De vez en cuando, retrospectivamente, destaca alguien. En mi lista particular, el revolucionario americano Thomas Paine, inglés de nacimiento, es uno de ellos. Estaba muy por delante de su tiempo. Se opuso con coraje a la monarquía, la aristocracia, el racismo, la esclavitud, la superstición y el sexismo cuando todo eso constituía la sabiduría convencional.
Sus críticas de la religión convencional eran implacables. Escribió en La edad de la razón. «Cuando leemos las obscenas historias, las voluptuosas perversiones, las ejecuciones crueles y tortuosas, el carácter vengativo e implacable que rezuma la mitad de la Biblia, sería más coherente llamarlo el mundo de un demonio que el mundo de Dios... Ha servido para corromper y brutalizar a la humanidad.» Al mismo tiempo, el libro mostraba la reverencia más profunda por un Creador del universo cuya existencia Paine argüía que era evidente al echar una mirada al mundo natural. Pero, para la mayoría de sus contemporáneos, parecía imposible condenar gran parte de la Biblia y a la vez abrazar a Dios. Los teólogos cristianos llegaron a la conclusión de que era un borracho, un loco o un corrupto. El estudioso judío David Levi prohibió a sus correligionarios tocar siquiera, y menos todavía leer, el libro. Paine se vio sometido a tal sufrimiento por sus puntos de vista (incluyendo su encarcelamiento después de la Revolución francesa por ser demasiado coherente en su oposición a la tiranía) que se convirtió en un viejo amargado.

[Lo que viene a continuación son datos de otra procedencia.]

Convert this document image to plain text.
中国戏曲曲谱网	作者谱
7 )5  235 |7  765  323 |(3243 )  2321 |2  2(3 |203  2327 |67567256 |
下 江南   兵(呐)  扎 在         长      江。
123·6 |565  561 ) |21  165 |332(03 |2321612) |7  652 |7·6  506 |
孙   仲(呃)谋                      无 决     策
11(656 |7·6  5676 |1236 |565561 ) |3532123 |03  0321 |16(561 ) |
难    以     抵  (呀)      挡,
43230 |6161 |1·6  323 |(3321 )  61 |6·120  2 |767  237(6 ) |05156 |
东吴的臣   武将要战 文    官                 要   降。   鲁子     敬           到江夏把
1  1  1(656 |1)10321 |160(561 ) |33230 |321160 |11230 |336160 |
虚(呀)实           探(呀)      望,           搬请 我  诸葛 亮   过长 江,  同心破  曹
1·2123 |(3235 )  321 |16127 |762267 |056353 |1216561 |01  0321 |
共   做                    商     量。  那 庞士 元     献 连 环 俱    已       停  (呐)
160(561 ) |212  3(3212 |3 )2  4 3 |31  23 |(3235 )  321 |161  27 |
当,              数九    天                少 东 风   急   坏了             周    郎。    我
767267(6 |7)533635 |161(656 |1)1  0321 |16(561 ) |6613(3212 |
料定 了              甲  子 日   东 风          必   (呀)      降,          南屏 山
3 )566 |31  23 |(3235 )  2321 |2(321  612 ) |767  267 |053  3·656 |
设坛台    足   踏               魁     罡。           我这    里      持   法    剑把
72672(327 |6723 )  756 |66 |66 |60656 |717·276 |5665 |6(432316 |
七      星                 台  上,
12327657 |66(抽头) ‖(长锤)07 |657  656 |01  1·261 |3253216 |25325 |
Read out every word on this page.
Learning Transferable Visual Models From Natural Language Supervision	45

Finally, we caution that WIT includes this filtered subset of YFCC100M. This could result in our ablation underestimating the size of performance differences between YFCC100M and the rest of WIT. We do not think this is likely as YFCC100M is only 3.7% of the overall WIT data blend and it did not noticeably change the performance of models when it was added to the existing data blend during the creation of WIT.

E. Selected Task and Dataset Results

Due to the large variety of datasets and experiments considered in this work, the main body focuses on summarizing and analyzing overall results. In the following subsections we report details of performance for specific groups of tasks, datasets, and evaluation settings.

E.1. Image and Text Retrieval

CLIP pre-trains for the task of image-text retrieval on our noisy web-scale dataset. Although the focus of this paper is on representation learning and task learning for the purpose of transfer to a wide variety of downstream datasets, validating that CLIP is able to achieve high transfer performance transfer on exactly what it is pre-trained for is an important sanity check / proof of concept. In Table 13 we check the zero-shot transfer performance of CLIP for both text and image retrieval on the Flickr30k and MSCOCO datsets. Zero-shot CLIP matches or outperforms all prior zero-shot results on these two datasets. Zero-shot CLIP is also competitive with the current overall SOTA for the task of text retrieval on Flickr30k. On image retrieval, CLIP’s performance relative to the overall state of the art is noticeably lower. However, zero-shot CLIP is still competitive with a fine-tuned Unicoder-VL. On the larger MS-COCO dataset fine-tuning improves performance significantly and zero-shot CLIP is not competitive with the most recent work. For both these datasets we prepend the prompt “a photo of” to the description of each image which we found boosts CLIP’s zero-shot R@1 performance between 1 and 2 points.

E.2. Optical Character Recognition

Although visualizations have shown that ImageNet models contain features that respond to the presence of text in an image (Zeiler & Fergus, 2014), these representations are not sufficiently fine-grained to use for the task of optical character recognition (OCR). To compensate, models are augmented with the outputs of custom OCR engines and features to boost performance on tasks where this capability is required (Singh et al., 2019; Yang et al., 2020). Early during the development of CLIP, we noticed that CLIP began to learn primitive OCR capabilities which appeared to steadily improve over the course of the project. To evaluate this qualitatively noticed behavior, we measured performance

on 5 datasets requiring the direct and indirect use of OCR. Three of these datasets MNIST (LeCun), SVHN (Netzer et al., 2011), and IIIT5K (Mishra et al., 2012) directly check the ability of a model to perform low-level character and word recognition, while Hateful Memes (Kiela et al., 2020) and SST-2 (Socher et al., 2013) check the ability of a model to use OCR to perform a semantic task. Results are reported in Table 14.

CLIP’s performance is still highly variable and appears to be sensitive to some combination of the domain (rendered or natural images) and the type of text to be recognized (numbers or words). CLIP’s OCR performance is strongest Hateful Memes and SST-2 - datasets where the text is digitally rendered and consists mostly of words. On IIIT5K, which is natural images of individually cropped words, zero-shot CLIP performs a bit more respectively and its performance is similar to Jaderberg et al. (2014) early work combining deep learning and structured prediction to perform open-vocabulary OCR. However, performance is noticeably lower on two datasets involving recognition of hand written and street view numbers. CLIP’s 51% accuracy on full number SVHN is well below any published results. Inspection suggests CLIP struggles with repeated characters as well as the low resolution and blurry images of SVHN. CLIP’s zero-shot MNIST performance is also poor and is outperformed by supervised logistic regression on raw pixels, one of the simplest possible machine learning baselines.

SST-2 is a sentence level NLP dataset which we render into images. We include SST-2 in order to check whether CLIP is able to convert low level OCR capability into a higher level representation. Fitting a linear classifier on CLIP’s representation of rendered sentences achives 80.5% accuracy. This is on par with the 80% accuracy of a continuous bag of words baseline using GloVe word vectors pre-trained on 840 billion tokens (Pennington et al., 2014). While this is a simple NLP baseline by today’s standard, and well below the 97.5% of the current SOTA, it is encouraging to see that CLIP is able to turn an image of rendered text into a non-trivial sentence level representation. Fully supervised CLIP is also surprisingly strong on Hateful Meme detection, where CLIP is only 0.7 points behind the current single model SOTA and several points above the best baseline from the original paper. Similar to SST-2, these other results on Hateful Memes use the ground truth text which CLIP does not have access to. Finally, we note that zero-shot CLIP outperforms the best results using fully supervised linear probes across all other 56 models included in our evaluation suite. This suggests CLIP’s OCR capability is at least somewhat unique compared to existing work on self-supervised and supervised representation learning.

Paine fue el autor del panfleto revolucionario Sentido común. Publicado el 10 de enero de 1776, vendió más de medio millón de ejemplares en pocos meses y despertó a muchos americanos a la causa de la independencia. Fue autor de los tres libros más vendidos del siglo XVIII. Generaciones posteriores le injuriaron por sus puntos de vista sociales y religiosos. Theodore Roosevelt le llamó «pequeño y sucio ateo», a pesar de su profunda creencia en Dios. Probablemente es el revolucionario americano más ilustre que no cuenta con un monumento en Washington, D.C.
Extracto de "El Mundo y su Demonios", Sagan, 1997. p. 286-287.